Balmforth (1998) reports on a national telephone survey of drinking and driving issues conducted every two years since 1991 by NHTSA. Each year, about 3,300 adults are contacted in a nationally-representative telephone survey. Results are reported for the age groups 16-20, 21-29, 30-45, 46-64, and 65 and above.
From 1991 to 1997, Balmforth found that the number of youth who reported driving within two hours of drinking in the past year had remained about the same (10 percent in 1991, 13 percent in 1993, 9 percent in 1995, and 12 percent in 1997). However, the average number of times these drivers drove after drinking within the past month decreased from 1.6 in 1993 to 1.2 in 1997. The study's sample size for drivers age 16-20 was relatively small, so these changes may not be statistically significant. Consistent with Roeper and Voas, Balmforth found that youth aged 16-20 drink more per sitting but drink and drive less frequently than older persons. For example, in 1997 youth averaged 4.6 drinks on their most recent drinking-driving occasion, compared to 3.1 for drivers aged 21-29, but only 7 percent of youth drove after drinking in the past month, compared to 18 percent of drivers aged 21-29.

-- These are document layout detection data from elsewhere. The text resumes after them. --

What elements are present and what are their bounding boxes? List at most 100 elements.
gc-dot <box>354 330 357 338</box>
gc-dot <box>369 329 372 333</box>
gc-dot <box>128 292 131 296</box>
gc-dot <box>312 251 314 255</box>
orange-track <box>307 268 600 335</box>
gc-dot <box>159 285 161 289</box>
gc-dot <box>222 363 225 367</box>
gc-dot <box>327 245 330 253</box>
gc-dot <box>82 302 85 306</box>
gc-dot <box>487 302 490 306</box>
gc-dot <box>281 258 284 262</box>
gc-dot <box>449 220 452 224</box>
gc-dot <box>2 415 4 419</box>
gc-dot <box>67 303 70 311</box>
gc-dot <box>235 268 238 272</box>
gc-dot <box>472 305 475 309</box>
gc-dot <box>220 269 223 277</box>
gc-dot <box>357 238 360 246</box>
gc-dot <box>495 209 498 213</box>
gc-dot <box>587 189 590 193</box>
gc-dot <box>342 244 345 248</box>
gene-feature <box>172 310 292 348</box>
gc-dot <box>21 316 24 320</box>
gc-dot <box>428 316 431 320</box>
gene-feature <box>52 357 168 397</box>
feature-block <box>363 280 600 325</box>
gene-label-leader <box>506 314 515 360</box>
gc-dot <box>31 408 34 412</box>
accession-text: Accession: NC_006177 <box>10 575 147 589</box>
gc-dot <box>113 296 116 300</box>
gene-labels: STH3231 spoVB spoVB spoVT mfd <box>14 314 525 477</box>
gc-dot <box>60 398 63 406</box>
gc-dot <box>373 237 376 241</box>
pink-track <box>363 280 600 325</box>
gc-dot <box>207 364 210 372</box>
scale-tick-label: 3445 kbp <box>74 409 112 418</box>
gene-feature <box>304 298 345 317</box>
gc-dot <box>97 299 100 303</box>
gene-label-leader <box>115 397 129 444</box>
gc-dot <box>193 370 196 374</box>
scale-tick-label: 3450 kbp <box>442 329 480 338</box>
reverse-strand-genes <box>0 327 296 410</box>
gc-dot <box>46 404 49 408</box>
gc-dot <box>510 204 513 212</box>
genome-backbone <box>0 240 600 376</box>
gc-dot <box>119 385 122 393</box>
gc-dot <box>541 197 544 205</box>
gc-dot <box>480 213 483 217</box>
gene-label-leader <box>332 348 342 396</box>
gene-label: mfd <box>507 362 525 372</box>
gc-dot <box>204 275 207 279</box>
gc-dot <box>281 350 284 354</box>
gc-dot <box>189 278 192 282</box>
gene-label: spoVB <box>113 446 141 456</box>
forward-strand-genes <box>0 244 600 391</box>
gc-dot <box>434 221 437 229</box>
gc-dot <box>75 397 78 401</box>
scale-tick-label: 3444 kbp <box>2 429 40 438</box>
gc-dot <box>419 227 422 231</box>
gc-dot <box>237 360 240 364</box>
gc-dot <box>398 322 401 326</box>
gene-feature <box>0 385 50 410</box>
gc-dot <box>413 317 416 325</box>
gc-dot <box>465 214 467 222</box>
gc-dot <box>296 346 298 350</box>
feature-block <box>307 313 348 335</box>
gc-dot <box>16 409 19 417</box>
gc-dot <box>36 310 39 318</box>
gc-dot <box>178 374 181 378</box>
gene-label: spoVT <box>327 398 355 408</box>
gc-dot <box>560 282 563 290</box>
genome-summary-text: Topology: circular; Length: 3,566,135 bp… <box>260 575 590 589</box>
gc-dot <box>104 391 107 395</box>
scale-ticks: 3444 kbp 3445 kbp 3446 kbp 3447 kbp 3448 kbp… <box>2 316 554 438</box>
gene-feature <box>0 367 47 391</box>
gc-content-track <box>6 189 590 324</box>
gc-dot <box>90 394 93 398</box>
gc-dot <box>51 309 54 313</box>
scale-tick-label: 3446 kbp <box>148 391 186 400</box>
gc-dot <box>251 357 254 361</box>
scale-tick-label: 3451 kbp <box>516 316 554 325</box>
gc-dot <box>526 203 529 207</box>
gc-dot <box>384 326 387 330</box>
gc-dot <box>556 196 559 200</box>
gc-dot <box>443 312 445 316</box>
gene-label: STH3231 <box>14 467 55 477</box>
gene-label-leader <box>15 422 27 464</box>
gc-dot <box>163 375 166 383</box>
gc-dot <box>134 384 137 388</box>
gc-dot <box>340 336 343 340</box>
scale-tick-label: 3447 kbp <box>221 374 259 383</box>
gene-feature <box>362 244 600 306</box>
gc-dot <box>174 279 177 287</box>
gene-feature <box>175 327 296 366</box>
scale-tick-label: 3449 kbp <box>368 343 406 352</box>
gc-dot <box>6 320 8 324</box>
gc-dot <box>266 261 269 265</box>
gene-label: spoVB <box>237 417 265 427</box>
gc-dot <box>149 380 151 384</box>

One method that can be used to separate drinking from driving is the use of a designated driver: a person who will drive those who have been drinking and who agrees (in principle) not to drink. DeJong and Winsten (1999) report on designated driver use by college students in 1993 from the same national survey used by Wechsler at al (1993). They found that, in the past 30 days, 33 percent of all college students reported having served as a designated driver and 37 percent of students who drink had ridden with a designated driver. Of drinkers, over half did not drink when they were the designated driver and only 2 percent had five or more drinks. Of students who usually binge drink, only 5 percent binged when they were the designated driver. Barr and MacKinnon (1998) report even higher designated driver use at a single college: 86 percent of students had ridden with a designated driver, 84 percent had been a designated driver, 37 percent "always" use a designated driver when they are drinking and another 28 percent do "most of the time." It's clear that the designated driver is a socially accepted practice on college campuses. While the designated driver may not abstain from drinking, it's also clear that he or she only rarely drinks to excess.
The evidence in this section on drinking and driving practices supports and provides a link between the fatal crash data and the information on drinking behavior.